S. Elizabeth Kortlander, Ph.D.
Over 31,000 people per year die by suicide, making it the eleventh leading cause of death (Suicide Prevention Action Network.) Yet are there interventions that might help to reduce the rate of suicide, saving not only the lives of its victims, but preventing the agonizing toll suicide takes on those who survive the victim’s death?
Among the many pathways that may lead to suicide, are deficits in cognition that maybe associated with this final, and desperate, act. Specifically, suicidal individuals demonstrate three critical characteristics in their thinking, feeling, and behavior. First they are in a tremendous amount of emotional pain, or “psychache.” Secondly, their thinking is constricted, making it difficult, if not impossible to generate solutions to their predicament. And lastly they have a strong sense that they must take action (so called “purtubation”). (See Shneidman, The Suicidal Mind, 1996, for a complete description).
Taken as a whole, these three factors may be seen as a catastrophic failure in problem solving, resulting in the suicidal individual’s “black and white” mindset that they must either endure unbearable pain or kill themselves. With this in mind, it makes sense to speculate that teaching good problem solving skills, from an early age, might be one means to help buffer the effects of pain producing stress that may result in suicidality for some vulnerable individuals. Indeed, Martin Seligman, Ph.D. (The Optimistic Child, 1995) has proposed the value of developing an “emotional vaccine” to help children learn the tools for more optimistic thinking. Essentially this includes helping them to develop the skills to persistently meet challenges, and develop the patience to solve problems.

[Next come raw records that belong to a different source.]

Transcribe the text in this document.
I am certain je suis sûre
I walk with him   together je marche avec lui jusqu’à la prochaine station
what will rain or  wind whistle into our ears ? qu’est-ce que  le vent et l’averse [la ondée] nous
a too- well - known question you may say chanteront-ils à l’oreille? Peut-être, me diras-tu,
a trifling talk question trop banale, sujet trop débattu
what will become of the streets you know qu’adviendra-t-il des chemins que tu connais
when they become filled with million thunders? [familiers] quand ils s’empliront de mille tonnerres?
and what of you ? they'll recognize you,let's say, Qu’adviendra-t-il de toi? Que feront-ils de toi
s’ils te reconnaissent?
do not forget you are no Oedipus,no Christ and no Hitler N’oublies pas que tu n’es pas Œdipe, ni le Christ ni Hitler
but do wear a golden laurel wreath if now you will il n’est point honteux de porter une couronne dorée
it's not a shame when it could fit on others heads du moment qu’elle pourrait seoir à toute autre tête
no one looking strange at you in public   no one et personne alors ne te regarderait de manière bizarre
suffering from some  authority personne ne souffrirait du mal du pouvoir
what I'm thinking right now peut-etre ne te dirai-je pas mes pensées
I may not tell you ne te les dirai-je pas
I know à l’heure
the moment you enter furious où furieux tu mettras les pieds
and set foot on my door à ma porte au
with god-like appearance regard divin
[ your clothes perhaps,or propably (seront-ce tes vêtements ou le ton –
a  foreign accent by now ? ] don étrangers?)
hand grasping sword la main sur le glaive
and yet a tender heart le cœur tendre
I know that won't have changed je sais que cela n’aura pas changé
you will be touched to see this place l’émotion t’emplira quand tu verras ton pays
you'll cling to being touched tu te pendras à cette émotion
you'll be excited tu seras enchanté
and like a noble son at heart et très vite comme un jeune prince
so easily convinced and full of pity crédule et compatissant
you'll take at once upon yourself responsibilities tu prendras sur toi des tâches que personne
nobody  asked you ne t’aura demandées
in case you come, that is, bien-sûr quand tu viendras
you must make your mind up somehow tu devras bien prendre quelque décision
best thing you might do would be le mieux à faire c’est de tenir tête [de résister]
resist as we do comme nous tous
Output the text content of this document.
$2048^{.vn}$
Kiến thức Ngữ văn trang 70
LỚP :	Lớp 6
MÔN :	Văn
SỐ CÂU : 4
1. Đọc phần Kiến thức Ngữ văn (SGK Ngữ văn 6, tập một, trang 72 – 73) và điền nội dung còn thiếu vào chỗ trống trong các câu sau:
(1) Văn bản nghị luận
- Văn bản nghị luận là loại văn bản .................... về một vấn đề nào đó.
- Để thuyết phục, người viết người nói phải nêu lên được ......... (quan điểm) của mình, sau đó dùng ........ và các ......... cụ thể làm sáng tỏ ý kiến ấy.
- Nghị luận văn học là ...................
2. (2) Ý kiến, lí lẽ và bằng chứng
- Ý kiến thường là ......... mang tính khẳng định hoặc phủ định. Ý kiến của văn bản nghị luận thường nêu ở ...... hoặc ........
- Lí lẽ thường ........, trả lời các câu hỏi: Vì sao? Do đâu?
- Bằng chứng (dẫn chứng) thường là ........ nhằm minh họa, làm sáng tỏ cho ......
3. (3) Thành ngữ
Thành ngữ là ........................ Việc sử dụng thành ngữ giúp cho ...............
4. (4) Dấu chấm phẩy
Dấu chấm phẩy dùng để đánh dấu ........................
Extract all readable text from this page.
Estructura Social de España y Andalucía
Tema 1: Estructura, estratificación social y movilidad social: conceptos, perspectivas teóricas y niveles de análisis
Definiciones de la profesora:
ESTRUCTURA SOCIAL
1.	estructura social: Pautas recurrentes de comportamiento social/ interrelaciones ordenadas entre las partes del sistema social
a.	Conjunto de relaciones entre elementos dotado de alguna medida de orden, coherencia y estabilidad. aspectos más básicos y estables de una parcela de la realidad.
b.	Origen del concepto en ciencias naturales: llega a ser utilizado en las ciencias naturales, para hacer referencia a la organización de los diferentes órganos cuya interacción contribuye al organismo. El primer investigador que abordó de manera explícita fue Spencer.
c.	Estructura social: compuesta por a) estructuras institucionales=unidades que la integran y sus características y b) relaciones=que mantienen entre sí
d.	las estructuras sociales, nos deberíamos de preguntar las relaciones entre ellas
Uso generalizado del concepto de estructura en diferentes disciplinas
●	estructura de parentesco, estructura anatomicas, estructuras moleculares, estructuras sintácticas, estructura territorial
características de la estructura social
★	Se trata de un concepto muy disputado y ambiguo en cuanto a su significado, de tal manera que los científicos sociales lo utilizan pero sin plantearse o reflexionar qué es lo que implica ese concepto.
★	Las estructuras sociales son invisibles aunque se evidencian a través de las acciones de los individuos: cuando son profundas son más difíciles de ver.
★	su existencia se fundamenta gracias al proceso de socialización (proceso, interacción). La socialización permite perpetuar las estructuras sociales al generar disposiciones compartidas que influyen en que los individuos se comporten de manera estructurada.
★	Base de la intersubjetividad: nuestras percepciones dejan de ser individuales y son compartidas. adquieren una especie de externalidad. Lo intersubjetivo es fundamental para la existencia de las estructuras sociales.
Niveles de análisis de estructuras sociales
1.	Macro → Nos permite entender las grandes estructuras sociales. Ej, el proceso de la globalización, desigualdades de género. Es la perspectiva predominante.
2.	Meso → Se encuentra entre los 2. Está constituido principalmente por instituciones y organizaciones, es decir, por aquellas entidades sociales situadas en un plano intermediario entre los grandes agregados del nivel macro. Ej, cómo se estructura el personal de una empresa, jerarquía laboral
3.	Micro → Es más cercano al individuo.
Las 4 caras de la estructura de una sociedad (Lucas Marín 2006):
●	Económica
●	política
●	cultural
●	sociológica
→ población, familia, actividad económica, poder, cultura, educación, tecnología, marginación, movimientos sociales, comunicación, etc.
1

Much has been researched and written about problem solving. Essentially there are two broad, critical components: 1) Having the motivation to attempt to solve problems—that is the belief that one’s efforts will have impact. 2) Having the specific skills associated with problem solving. While this may sound daunting, the reality is that with heightened awareness on the part of parents, educators, and others involved in the lives of children is critical. Problem solving skills can be cultivated via modeling, encouragement and education.
Children are born problem solvers and much of development is propelled through figuring out how to face and master challenges, cognitively, emotionally, and behaviorally. The trick is to raise children’s awareness of the problem, what their choices are for handling the problem, and the consequences of their choices.. Even something as simple as coping with a missing pair of shoes or discovering that a restaurant does not serve a desired food, can be identified and processed as a lesson in problem solving. While these situations may seem far removed from the desperate situations faced by suicidal individuals, a life time of tracking and practicing solving problems, big and small, might help individuals develop the habit of managing difficulties in terms of problems solving. With such a habit, this might allow for more automatic processing of stressful information in terms of problem solving. This automatic component could be critical when emotions are powerful, and can easily drain energy from the task of seeing alternatives and managing powerful impulses to take action.